I colossi del web non sono immuni da flop. Agli annunci in pompa magna di nuovi servizi non sempre seguono i successi sperati: i casi emblematici di Google, Facebook e Amazon
di Alessandro Alongi
Non tutte le ciambelle riescono con il buco. E neanche tutti i “chip”. Non basta, infatti, chiamarsi Facebook, Apple o Microsoft per sfornare idee sempre all’avanguardia e conseguire vendite stratosferiche. Anche i giganti del web, infatti, inciampano. E quando lo fanno mandano in fumo investimenti milionari.
«La macchina pubblicitaria della Silicon Valley ha creato questo mito che i visionari riescono a creare facilmente il futuro, ma non sempre ciò accade». A dichiararlo l’imprenditore statunitense Astro Teller, chiamato da Google a dirigere i laboratori di ricerca del motore di ricerca più famoso del mondo, opificio di innovazione non immune dai fallimenti.
Ultima, ma solo in ordine cronologico, la decisione del gigante di Mountain View di mettere la parola fine al social network Google+ che, oltre a non aver mai catturato l’attenzione degli utenti (solo uno su dieci ha postato qualcosa negli ultimi anni), si è scoperto pure essere pericoloso sotto il profilo della privacy: è stata recentemente scoperta, infatti, una falla nel software alla base della piattaforma che ha messo a rischio i dati di 500 mila utenti (a cui va aggiunta una possibile sanzione per non aver comunicato in tempo il data breach). Da opportunità mancate a buco nero nei conti del gigante della Silicon Valley il passo è breve. In realtà l’azienda di Larry Page è recidiva sul tema. Il predecessore di Google+, Google Buzz, aveva provato a scalzare Facebook e Twitter dal cuore degli utenti, senza però particolare successo. Stessa fine per Reader, un aggregatore di notizie e aggiornamenti, chiuso formalmente nel 2013.
Non solo servizi virtuali – ma anche investimenti reali – che, per un motivo o un altro, non hanno prodotto i successi sperati da Big G. È il caso delle Vertical farms, ovvero vere e proprie aziende agricole estese, però, in verticale, con coltivazioni indoor sviluppate su un substrato inerte in vasi impilati uno sopra l’altro.
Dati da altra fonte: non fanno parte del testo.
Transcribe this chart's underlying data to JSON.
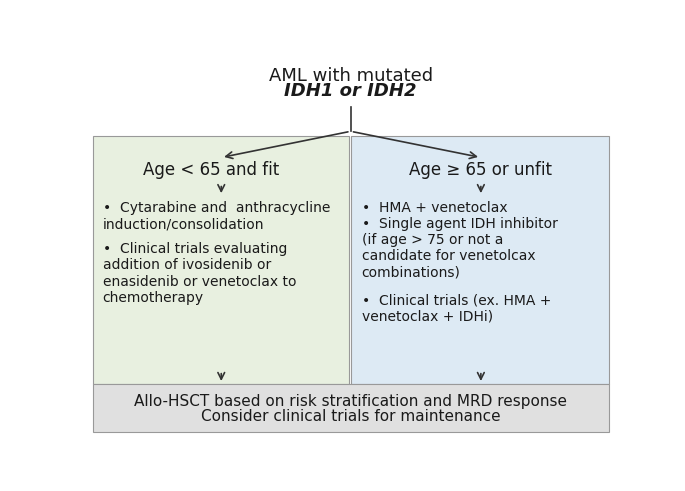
{
  "title_line1": "AML with mutated",
  "title_line2": "IDH1 or IDH2",
  "left_box_color": "#e8f0e0",
  "right_box_color": "#ddeaf4",
  "bottom_box_color": "#e0e0e0",
  "left_header": "Age < 65 and fit",
  "right_header": "Age ≥ 65 or unfit",
  "left_bullets": [
    "Cytarabine and  anthracycline\ninduction/consolidation",
    "Clinical trials evaluating\naddition of ivosidenib or\nenasidenib or venetoclax to\nchemotherapy"
  ],
  "right_bullets": [
    "HMA + venetoclax",
    "Single agent IDH inhibitor\n(if age > 75 or not a\ncandidate for venetolcax\ncombinations)",
    "Clinical trials (ex. HMA +\nvenetoclax + IDHi)"
  ],
  "bottom_line1": "Allo-HSCT based on risk stratification and MRD response",
  "bottom_line2": "Consider clinical trials for maintenance",
  "text_color": "#1a1a1a",
  "arrow_color": "#333333",
  "font_size_title": 13,
  "font_size_header": 12,
  "font_size_body": 10,
  "font_size_bottom": 11
}
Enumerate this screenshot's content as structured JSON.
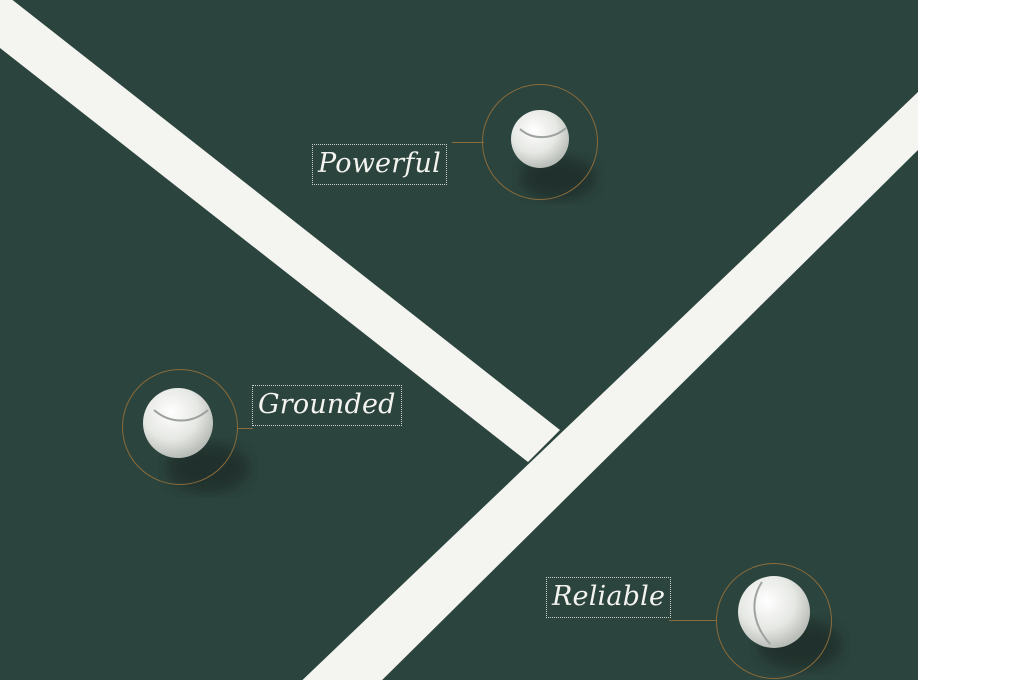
{
  "colors": {
    "court": "#2e4741",
    "line": "#f4f5f1",
    "ring": "#8a6b3a",
    "label_text": "#f3f3ef",
    "label_border": "#c9cfcc"
  },
  "labels": {
    "powerful": "Powerful",
    "grounded": "Grounded",
    "reliable": "Reliable"
  },
  "icons": {
    "ball": "tennis-ball-icon"
  }
}
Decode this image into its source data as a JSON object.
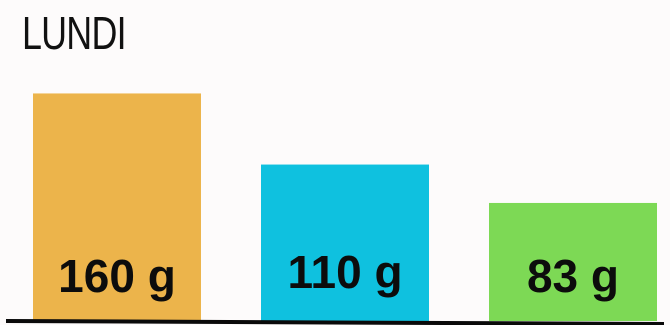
{
  "chart_data": {
    "type": "bar",
    "title": "LUNDI",
    "categories": [
      "",
      "",
      ""
    ],
    "values": [
      160,
      110,
      83
    ],
    "labels": [
      "160 g",
      "110 g",
      "83 g"
    ],
    "colors": [
      "#ecb44b",
      "#0fc1df",
      "#7dd955"
    ],
    "unit": "g",
    "ylim": [
      0,
      180
    ],
    "grid": false,
    "legend": "none"
  }
}
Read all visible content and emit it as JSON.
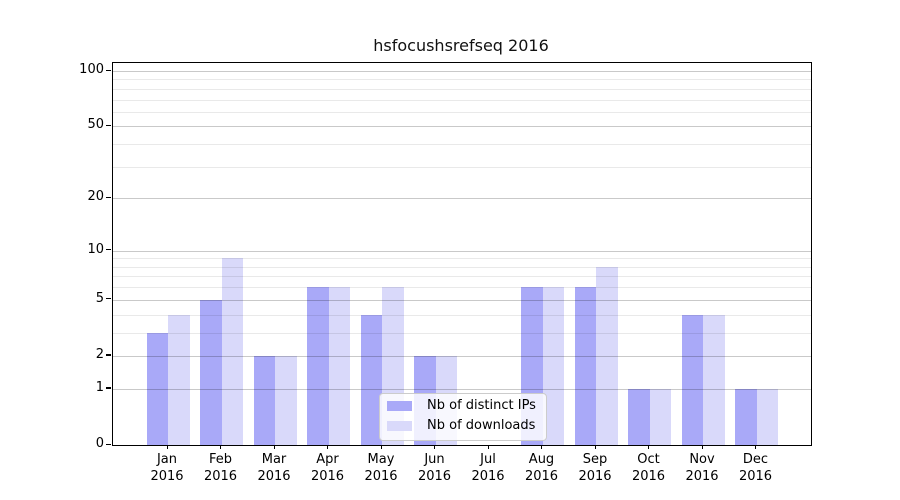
{
  "chart_data": {
    "type": "bar",
    "title": "hsfocushsrefseq 2016",
    "categories": [
      "Jan",
      "Feb",
      "Mar",
      "Apr",
      "May",
      "Jun",
      "Jul",
      "Aug",
      "Sep",
      "Oct",
      "Nov",
      "Dec"
    ],
    "year_label": "2016",
    "series": [
      {
        "name": "Nb of distinct IPs",
        "color": "#a9a9f8",
        "values": [
          3,
          5,
          2,
          6,
          4,
          2,
          0,
          6,
          6,
          1,
          4,
          1
        ]
      },
      {
        "name": "Nb of downloads",
        "color": "#d9d9fa",
        "values": [
          4,
          9,
          2,
          6,
          6,
          2,
          0,
          6,
          8,
          1,
          4,
          1
        ]
      }
    ],
    "yscale": "log10(1+value)",
    "yticks": [
      0,
      1,
      2,
      5,
      10,
      20,
      50,
      100
    ],
    "ytick_labels": [
      "0",
      "1",
      "2",
      "5",
      "10",
      "20",
      "50",
      "100"
    ],
    "minor_gridlines": [
      3,
      4,
      6,
      7,
      8,
      9,
      30,
      40,
      60,
      70,
      80,
      90
    ],
    "ylim": [
      0,
      110
    ],
    "xlabel": "",
    "ylabel": "",
    "grid": true,
    "legend_position": "lower center",
    "colors": {
      "bar_distinct_ips": "#a9a9f8",
      "bar_downloads": "#d9d9fa",
      "grid_major": "#cfcfcf",
      "grid_minor": "#ececec",
      "axis": "#000000",
      "legend_border": "#cccccc"
    }
  }
}
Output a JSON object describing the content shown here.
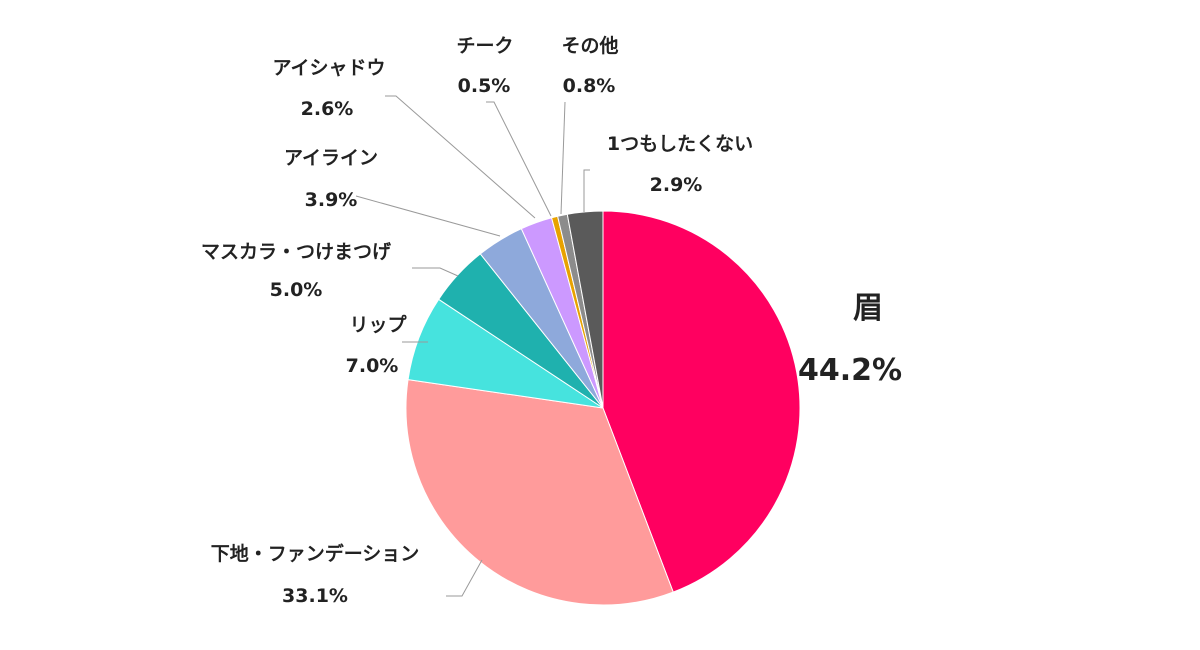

Tale sistema di piantagioni intensive dovevano essere capaci, almeno nella mente di Google, di risolvere il problema della fame nel mondo. Peccato che riso e grano hanno dimostrato di non crescere in tal modo, decretando la fine del progetto, cestinato da Teller e dal suo team.
Avviene questo e altro all’interno di “X”, una struttura gestita da Google chiamata ad occuparsi di sviluppare importanti innovazioni tecnologiche. Il laboratorio si propone di inventare «soluzioni che sanno di fantascienza». Nato nel 2010, tra gli studi condotti lo sviluppo di un’automobile a guida automatica, lenti a contatto che monitorano gli occhi e sistemi di intelligenza artificiale neuronale per il riconoscimento visivo, e i cui successi saranno tutti da verificare prossimamente.
Nella lista dei fallimenti vanno menzionati anche i Google Glass, occhiali “smart” in grado di proiettare pagine web, controllare i social network o visualizzare lo stradario di Google Maps. Prezzo elevato, problemi tecnici e rischio privacy alla base dello stop al progetto: i gestori di bar e ristoranti hanno manifestato seri dubbi sulla riservatezza, vietando l’ingresso ai clienti con gli occhiali digitali per timore di registrazioni video non autorizzate a quanti sorseggiavano una birra o sgranocchiavano noccioline seduti, ignari, al bancone.
Ma non è solo Google a leccarsi le ferite. Anche Facebook ha registrato diversi stop a progetti apparentemente innovativi. Tra le creature di Mark Zuckeberg a finire nel dimenticatoio Facebook phone, un nuovo telefono firmato dal popolare social, in buona compagnia con il Fire phone di Amazon, stessa idea, medesimo insuccesso. Su questo segmento di mercato Samsung e Apple sembrano insuperabili, anche se l’azienda di Cupertino deve fare i conti con le vendite ampiamente al di sotto del suo iPhone 5c, telefono che doveva rivoluzionare l’user experience dei propri clienti. Realizzato interamente di plastica, colorato e costoso, il dispositivo non è mai entrato nelle grazie dei clienti. «Il fallimento è fondamentale, e renderlo accettabile è l’unico modo per convincere le persone a lavorare su progetti grandiosi, rischiosi e su idee audaci» ha ricordato Teller a chi faceva notare le tante promesse mancate. Sarà forse per questo, come l’esperienza insegna, che il fallimento peggiore è il non averci mai provato.